5 Best benches in NBA history
The NBA is a sports league driven by its stars. As a team sport, the NBA features the smallest team rosters at 17 players per team and only 13 can be active at any given time. Add or subtract one star player to or from any team and that team’s fortunes are greatly enhanced or reduced as far as winning is concerned.
Basketball is a team game and role-players or a collection of good role-players make a team successful. Someone has to do the dirty work like rebounding, boxing out, taking charges, defending, hustling in transition, and making the right passes at the right time.
In recent years, Lou Williams, now the all-time leading bench scorer in NBA history, has won consecutive 6th Man of the Year awards. Players like Jamal Crawford, have been scoring dynamos when substituted into games. There were also players, like Lamar Odom, who did a bit of everything the team needed in a backup role to help a team win.
Two seasons ago, the Toronto Raptors won 59 games in the regular season and their outstanding backcourt duo of Kyle Lowry and DeMar DeRozan played less than 35 minutes a game. This was because of the fact the team played three subs 20 plus minutes a game and 6 subs 15 or more.
A strong bench is a reason the Los Angeles Clippers are expected to feature in the 2020 NBA Finals. Their bench includes the aforementioned Lou Williams and a runner up to his 6th Man Award in 2019, in Montrezl Harrell.
The following is a look at the 5 best benches in NBA history:
#5 1978-79 Washington Bullets: Mitch Kupchak, Greg Ballard, Larry Wright, Charles Johnson, David Corzine
The Washington Wizards were once known as the Washington Bullets and did compete for the NBA Title. The year was 1979 and the Bullets were good. Their team record in the 1978-79 season was 54-28. They faced and lost to the Seattle Supersonic in 5 games in the NBA Finals series. The previous year, the Bullets managed to knock off the same SuperSonics in 7 games in an NBA Finals series that the Supersonics led 3 games to 2.

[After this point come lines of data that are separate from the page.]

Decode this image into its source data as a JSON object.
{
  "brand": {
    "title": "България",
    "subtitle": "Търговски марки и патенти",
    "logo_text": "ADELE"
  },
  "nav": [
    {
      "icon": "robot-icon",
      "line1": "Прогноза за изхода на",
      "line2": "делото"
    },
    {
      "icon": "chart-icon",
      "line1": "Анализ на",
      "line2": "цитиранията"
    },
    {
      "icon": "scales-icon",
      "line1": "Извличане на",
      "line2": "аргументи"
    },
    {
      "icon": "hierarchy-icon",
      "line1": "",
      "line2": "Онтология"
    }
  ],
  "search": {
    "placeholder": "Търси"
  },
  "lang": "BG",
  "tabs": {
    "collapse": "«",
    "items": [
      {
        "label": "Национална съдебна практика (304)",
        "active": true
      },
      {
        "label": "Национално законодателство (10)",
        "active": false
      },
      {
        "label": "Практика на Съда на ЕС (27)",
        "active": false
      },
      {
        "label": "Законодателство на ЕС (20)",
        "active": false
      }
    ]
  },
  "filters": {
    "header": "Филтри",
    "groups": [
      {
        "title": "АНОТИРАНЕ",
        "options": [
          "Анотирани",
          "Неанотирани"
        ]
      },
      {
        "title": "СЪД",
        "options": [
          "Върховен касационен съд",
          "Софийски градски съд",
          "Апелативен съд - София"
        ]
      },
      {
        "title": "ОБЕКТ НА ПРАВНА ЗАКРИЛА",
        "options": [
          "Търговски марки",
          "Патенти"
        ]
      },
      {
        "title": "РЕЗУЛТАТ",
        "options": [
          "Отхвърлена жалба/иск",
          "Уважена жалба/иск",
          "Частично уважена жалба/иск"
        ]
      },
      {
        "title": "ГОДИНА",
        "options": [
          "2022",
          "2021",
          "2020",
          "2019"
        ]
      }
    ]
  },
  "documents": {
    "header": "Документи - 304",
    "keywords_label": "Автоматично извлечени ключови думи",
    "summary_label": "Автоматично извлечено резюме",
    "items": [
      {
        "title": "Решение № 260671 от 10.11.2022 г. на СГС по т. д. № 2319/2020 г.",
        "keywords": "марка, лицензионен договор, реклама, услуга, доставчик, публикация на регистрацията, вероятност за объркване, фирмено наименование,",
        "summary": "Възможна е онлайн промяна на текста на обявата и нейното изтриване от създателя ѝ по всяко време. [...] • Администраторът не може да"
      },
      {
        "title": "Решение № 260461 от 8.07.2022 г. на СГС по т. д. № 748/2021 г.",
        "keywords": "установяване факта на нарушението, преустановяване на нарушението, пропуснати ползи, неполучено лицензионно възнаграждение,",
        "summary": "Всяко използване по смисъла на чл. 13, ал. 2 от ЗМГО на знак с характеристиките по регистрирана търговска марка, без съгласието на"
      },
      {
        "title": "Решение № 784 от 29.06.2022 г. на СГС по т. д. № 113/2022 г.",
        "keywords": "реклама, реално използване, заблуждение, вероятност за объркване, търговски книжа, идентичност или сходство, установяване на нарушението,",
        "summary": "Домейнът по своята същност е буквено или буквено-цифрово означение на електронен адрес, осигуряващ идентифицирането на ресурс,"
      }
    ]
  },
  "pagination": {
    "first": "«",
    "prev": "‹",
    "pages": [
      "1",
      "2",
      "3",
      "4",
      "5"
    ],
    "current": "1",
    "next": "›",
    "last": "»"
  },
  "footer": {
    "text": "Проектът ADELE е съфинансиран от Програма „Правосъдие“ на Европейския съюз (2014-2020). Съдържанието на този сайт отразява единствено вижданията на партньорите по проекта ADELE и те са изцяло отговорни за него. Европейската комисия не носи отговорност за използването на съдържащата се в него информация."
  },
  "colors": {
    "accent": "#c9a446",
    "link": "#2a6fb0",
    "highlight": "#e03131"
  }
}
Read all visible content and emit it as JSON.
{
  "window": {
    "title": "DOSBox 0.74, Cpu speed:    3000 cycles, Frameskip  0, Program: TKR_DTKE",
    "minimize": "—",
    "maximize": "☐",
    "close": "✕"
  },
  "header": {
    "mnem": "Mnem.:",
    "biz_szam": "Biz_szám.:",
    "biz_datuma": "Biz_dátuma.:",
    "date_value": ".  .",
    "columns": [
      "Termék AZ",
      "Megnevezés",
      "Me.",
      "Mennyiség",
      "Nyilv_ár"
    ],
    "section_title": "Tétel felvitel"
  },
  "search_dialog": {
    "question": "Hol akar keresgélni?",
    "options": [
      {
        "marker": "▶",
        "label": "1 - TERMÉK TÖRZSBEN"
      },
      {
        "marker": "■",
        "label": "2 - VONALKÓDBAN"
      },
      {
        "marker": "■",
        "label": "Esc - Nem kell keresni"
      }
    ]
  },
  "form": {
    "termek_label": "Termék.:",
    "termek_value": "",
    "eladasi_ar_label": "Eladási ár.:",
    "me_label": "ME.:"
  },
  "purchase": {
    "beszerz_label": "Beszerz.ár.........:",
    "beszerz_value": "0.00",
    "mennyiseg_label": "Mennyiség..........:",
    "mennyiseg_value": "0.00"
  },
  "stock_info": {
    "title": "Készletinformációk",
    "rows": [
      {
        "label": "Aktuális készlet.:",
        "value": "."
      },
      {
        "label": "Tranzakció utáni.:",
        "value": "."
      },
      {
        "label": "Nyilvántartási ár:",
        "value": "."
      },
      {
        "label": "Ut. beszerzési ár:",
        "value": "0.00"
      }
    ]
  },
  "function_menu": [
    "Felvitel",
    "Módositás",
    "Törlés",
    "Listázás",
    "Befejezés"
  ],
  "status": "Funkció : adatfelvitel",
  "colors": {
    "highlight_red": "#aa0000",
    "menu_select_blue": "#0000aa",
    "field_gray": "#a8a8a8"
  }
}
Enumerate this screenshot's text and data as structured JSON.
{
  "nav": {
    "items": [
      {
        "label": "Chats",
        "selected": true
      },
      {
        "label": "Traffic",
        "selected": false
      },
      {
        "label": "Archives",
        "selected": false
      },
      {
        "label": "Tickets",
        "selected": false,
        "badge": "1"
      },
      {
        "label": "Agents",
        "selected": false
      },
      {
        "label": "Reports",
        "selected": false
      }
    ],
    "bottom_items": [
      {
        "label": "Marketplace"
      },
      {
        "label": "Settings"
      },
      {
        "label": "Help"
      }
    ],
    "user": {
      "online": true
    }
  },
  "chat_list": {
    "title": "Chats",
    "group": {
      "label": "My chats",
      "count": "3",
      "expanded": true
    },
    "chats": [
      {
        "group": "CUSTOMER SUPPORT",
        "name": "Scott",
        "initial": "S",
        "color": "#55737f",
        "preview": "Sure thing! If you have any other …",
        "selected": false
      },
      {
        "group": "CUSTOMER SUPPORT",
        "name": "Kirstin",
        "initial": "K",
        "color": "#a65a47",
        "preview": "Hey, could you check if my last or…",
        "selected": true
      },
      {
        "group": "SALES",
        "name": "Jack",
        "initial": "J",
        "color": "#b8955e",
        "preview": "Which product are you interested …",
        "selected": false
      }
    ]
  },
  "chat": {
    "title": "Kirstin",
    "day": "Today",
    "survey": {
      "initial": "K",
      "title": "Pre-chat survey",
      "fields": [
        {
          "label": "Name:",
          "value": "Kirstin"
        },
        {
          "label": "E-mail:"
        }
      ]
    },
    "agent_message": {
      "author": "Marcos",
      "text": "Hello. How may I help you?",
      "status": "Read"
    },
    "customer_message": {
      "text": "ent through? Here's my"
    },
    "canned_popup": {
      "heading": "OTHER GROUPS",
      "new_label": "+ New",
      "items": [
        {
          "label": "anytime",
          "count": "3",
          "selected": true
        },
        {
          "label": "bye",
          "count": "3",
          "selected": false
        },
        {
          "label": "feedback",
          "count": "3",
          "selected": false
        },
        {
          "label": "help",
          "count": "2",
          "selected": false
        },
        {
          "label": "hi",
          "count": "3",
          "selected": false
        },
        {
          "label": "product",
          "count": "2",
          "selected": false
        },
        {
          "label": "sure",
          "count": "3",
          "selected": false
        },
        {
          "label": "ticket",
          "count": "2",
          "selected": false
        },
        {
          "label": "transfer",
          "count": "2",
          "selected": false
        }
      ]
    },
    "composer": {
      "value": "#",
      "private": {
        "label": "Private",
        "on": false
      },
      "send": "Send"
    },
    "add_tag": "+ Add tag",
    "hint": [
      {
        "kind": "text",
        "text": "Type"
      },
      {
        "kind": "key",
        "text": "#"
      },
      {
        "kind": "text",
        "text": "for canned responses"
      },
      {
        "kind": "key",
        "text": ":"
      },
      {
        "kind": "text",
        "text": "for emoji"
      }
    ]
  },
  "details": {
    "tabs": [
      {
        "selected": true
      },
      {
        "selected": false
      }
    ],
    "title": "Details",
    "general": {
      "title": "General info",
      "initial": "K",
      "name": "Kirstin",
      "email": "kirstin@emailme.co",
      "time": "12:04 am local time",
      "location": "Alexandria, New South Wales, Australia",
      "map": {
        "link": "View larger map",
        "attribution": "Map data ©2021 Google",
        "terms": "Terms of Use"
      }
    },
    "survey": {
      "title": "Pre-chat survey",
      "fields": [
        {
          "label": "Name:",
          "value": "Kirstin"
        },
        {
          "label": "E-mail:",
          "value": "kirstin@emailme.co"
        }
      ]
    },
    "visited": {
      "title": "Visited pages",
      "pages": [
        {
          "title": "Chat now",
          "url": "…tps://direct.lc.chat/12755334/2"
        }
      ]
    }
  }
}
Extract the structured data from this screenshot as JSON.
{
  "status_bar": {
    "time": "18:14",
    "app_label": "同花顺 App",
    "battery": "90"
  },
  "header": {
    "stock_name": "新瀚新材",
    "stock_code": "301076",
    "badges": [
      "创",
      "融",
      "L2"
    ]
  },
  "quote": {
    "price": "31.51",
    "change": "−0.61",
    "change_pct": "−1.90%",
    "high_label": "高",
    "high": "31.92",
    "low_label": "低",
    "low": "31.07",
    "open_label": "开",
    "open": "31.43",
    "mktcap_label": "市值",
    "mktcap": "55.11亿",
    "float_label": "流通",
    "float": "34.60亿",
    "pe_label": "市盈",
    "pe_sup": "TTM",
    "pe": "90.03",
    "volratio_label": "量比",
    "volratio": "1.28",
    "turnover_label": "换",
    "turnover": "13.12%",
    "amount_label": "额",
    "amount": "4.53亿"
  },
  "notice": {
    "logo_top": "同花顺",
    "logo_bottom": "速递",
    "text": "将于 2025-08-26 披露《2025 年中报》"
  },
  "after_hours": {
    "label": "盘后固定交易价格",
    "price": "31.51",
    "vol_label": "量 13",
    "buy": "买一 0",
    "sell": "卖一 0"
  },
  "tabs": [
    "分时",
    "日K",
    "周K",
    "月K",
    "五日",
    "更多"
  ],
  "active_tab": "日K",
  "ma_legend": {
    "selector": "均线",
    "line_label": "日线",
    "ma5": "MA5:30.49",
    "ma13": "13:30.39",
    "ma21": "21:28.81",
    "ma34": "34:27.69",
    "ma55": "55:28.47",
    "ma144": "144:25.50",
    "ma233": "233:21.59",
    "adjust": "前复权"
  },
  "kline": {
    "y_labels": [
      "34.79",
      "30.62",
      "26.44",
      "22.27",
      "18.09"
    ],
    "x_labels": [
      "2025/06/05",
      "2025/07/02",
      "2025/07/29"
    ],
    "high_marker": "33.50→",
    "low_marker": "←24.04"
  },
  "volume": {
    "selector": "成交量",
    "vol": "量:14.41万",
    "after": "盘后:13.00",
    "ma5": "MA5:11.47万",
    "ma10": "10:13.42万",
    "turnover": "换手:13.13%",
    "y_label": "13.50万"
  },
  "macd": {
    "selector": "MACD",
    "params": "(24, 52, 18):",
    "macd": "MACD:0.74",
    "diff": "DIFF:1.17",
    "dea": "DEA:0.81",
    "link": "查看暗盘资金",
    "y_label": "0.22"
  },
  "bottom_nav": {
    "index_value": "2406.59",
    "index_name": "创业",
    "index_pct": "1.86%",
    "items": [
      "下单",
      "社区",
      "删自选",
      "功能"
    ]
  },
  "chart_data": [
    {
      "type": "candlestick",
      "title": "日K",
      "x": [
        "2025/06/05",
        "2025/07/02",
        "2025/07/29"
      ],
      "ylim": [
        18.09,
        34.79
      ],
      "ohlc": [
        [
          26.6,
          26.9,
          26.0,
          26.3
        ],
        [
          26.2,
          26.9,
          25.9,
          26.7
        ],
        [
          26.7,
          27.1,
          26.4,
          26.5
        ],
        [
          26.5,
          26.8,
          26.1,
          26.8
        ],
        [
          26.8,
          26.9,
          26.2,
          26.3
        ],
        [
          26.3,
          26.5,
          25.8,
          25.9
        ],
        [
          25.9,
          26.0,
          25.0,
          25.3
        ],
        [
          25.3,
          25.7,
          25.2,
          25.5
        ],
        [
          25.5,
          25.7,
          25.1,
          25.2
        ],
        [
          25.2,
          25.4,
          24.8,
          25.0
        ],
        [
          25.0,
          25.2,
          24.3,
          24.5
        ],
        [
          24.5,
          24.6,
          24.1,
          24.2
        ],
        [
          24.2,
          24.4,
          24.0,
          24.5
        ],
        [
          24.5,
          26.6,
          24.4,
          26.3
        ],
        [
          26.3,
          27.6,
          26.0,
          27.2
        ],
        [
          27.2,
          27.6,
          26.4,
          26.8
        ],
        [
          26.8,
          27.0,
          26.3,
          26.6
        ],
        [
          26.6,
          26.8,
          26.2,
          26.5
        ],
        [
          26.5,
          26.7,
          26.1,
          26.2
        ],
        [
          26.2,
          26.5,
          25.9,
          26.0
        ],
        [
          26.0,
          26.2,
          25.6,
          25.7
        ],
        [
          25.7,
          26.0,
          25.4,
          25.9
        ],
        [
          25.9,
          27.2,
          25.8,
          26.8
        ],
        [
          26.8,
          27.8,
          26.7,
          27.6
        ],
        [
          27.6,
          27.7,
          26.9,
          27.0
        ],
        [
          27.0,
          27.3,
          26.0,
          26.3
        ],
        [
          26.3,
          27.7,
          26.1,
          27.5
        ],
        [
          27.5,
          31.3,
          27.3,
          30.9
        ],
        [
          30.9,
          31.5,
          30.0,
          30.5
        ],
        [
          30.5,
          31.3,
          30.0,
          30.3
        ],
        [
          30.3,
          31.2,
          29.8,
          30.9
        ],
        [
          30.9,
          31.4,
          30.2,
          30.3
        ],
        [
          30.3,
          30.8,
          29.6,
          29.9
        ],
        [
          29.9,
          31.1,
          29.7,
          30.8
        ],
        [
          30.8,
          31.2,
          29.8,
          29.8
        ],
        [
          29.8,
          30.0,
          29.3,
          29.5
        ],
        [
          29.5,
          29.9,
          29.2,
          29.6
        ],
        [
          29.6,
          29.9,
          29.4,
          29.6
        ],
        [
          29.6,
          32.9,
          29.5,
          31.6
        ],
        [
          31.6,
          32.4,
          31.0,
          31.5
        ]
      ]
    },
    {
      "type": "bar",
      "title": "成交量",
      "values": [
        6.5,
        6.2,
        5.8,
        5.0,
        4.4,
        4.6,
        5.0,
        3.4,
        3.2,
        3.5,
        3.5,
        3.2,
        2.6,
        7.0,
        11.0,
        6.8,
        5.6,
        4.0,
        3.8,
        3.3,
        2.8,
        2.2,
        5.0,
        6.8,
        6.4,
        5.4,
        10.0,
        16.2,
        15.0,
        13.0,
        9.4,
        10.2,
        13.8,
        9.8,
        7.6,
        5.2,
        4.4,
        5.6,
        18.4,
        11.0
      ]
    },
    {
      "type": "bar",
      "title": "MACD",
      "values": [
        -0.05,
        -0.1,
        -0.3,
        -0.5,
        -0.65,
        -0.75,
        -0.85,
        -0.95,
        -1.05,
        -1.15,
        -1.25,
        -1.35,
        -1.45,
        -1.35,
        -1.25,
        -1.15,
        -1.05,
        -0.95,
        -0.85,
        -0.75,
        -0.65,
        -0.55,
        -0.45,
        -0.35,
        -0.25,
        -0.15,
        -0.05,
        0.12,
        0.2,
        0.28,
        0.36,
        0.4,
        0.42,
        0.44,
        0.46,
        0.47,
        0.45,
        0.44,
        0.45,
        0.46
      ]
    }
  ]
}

However, in 1979, the Bullets bench - led by the 14.6 ppg average of Mitch Kupchak - provided the squad with just over 52.5 points a game contributing about 45% of the team’s nightly offense of 114.9 ppg. It also helped that Kupchak, Larry Wright, and Charles Johnson each played over 20 minutes a game while Phil Chenier and Greg Ballard also played more than 15 minutes a game. The win-share for the Bullets bench was 17.2.